In den zurückliegenden Monaten haben die Wissenschaftler und Ingenieure zudem erfolgreich weitere Tests unternommen, um die thermischen und optischen Eigenschaften der Vakuum Umgebung der Testinstrumente zu erproben, deren Auflade-Eigenschaften zu überprüfen und zu beobachten, wie sich das Ladesystem während der Missionsdauer entwickelt. Mit an Bord waren nicht nur Technologien der Europäer und der ESA, sondern auch ein „Disturbance Reduce System“ (DRS) der amerikanischen Raumfahrtsbehörde NASA, ein ergänzendes Experiment mit eigenen Mikronewton-Stoßdämpfern.
Härtetest für die Hardware
Nach Abschluss der wissenschaftlichen Experimente waren die letzten Tage der Sonde den Flugkontrolleuren und Ingenieuren vorbehalten. Sie unterzogen die Hardware einem Härtetest, überprüften die technischen Geräte bis ans Limit. „Das gibt uns die Möglichkeit genau zu testen, wie sich Sonde und Ausrüstung im Routinebetrieb, aber auch unter ungewöhnlichen Bedingungen verhalten“, erklärt Ian Harrison, Spacecraft Operations Manager im ESOC. Ein Feedback, das auch hilfreich ist für die Konstrukteure und Herstellerfirmen der technischen Instrumente und Geräte. So untersuchte das ESOC-Team wie die Systeme von LISA Pathfinder, insbesondere der Mikroantrieb, auf thermische Einflüsse etwa durch Sonneneinstrahlung reagieren. Andere Tests analysierten die Folgen magnetischer Störungen oder untersuchten die Druckregulierung der Ventile der Stoßdämpfer.

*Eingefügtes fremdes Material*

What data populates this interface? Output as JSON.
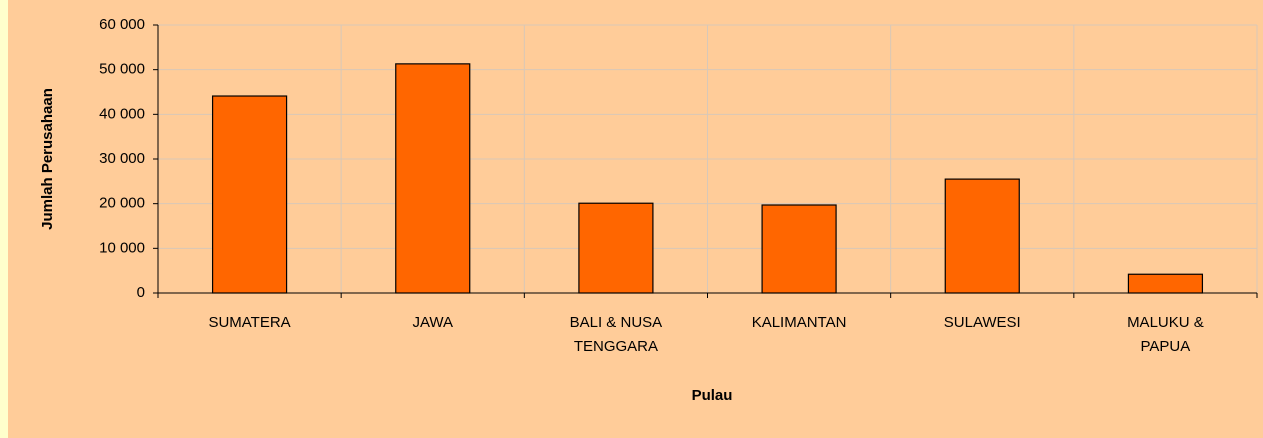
{
  "chart_data": {
    "type": "bar",
    "categories": [
      "SUMATERA",
      "JAWA",
      "BALI & NUSA\nTENGGARA",
      "KALIMANTAN",
      "SULAWESI",
      "MALUKU &\nPAPUA"
    ],
    "values": [
      44100,
      51300,
      20100,
      19700,
      25500,
      4200
    ],
    "color": "#FF6600",
    "ylabel": "Jumlah Perusahaan",
    "xlabel": "Pulau",
    "ylim": [
      0,
      60000
    ],
    "yticks": [
      0,
      {
        "value": 10000,
        "label": "10 000"
      },
      {
        "value": 20000,
        "label": "20 000"
      },
      {
        "value": 30000,
        "label": "30 000"
      },
      {
        "value": 40000,
        "label": "40 000"
      },
      {
        "value": 50000,
        "label": "50 000"
      },
      {
        "value": 60000,
        "label": "60 000"
      }
    ],
    "grid": true
  }
}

Die Daten der Sonde wurden seit ihrem Start im Dezember 2015 bis zum letzten Tag am 18. Juli 2017 aufgezeichnet, um den Verschleiß der Hardware unter den harten Bedingungen im Weltraum genau verfolgen zu können. Die Ergebnisse sollen in Entwicklung und Design einfließen. „Diese Tests werden helfen, mögliche Einflüsse auf wissenschaftliche Ergebnisse künftiger ESA-Missionen wie LISA oder Euclid zu eliminieren“, betont Flugdirektor Andreas Rudolph.